EDGEBROOK — A huge, months-long sewer project on Devon Avenue through part of the neighborhood’s main business district is hurting local shops as it drags into the fall.
So, in a push to help merchants, business leaders are asking shoppers to come out and support the stores. To kickstart it, they’re throwing a block party to remind residents to shop local.
The free party is scheduled for Sept. 1 and will feature music, local food, children’s activities and street vendors along with special deals from local businesses. Devon Avenue will be closed off between Central and Kinzua from noon-6 p.m. for the party.
“We have a wonderful array of stores, restaurants and services that are the backbone of this community and are ready to serve you,” said Jenny Herren, the executive director of the Edgebrook Sauganash Chamber of Commerce.
“If the construction has kept you away or if you have not had a chance to fully explore our storefronts recently, there is no better time than now.”
The chamber is co-sponsoring the block party with Edgebrook Community Association and Everyday Edgebrook. Since March the business district of Edgebrook has been overrun with construction equipment for a sewer improvement project at the intersection of Spokane Avenue and Devon Avenue.
Parking restrictions and traffic detours are in effect during construction and the project’s latest delay happened after crews hit an unexpected underground cable on Aug. 2, according to WBBM-TV.
“Basically with all these businesses they were expecting this sewer project, this infrastructure repair, to be done by June or July of this year,” said Justin Ochonicki. “And now this cable was struck and work has just come to a screeching halt.”
Ochonicki lives in the neighborhood and is a member of Everyday Edgebrook.
“If you’re on Devon Avenue right now there’s no work being done,” Ochonicki said. “It’s just an open pit. There’s a borer in the ground while everybody gets their ducks in a row to see who’s responsible for what and how work can begin again.”
The intersection of Devon, Lehigh and Caldwell avenues in the neighborhood have overlapping jurisdictions that include the Illinois Department of Transportation, Chicago Department of Transportation and Metra.
Laura Guenther is the owner of Local Goods Chicago, 5422 W. Devon Ave. She’s talked to neighboring businesses and said the construction has caused sales go down by at least 30 or 50 percent.
“They say construction will be done in November, so that this point we’re trying to get people to shop local,” Guenther said. “Because people are definitely avoiding the area altogether.”
Guenther says the shopping district has a disadvantage being so close to the suburbs and worries customers are going to become accustomed to driving to nearby Skokie and Niles to shop.
“People are definitely finding new places to go during this construction,” Guenther said. “The question is, will they come back when this is all over?”
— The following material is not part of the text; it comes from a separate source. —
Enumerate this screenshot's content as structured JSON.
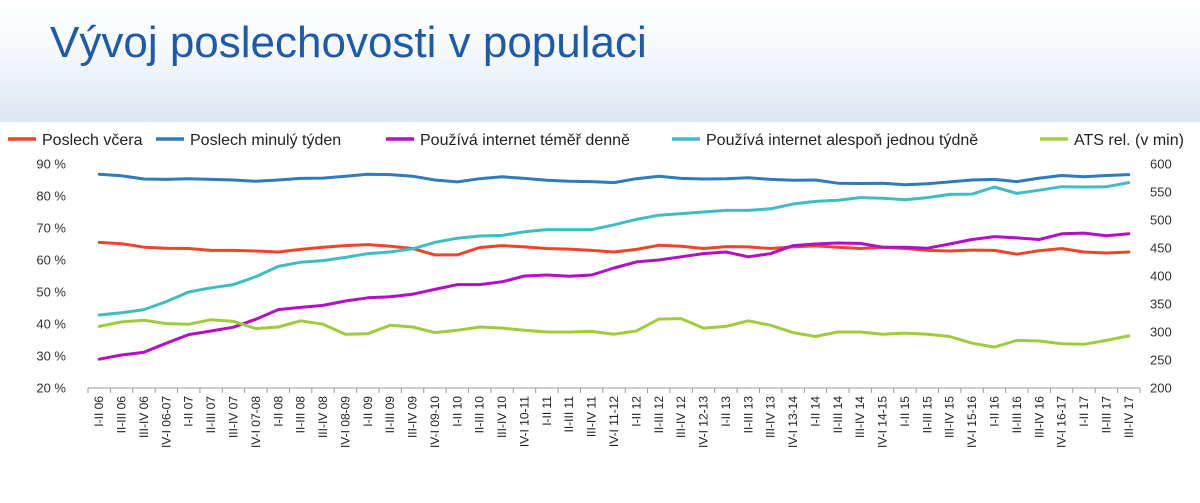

The business community reached out to the overlapping agencies involved in the project and the offices of Ald. Anthony Napolitano (41) and Ald. Margaret Laurino (39th) to get some form of relief during the ongoing construction, Ochonicki said.
“Right now the streets are like a maze and sometimes there’s no way out. There’s cars speeding down the streets,” said Ochonicki. “It’s just a really horrible situation all the way around but the sad thing is people aren’t patronizing the area at all because they just don’t want to deal with the traffic. So the business owners from the area basically called a big meeting with the aldermen.”
Those discussions resulted in Metra offering their commuter lot for free parking after 6 p.m. at their Edgebrook station to allow customers to shop in the area.
“This was part of the neighborhood meeting that they had over the sewer line project that has taken away a lot of parking in the neighborhood,” Metra spokesperson Meg Reilly said.
Metra arranged the parking arrangement through the vendor who controls that lot because of the impact the ongoing construction has had on the business community.
“So we agreed they could use the lot on evenings and weekends as long as they were out of the the lot for the Monday through Friday commuter traffic,” she said.
During that meeting with city officials, Guenther said business owners also asked if there was a way to support a marketing initiative to promote the Edgebrook area.
“They said no, there is no money. So we’ve been trying all kinds of ideas. The block party is one of them,” Guenther said. “Let’s invite all our friends and neighbors and encourage people to shop local. Get the message across that we really need people to support us at this time.”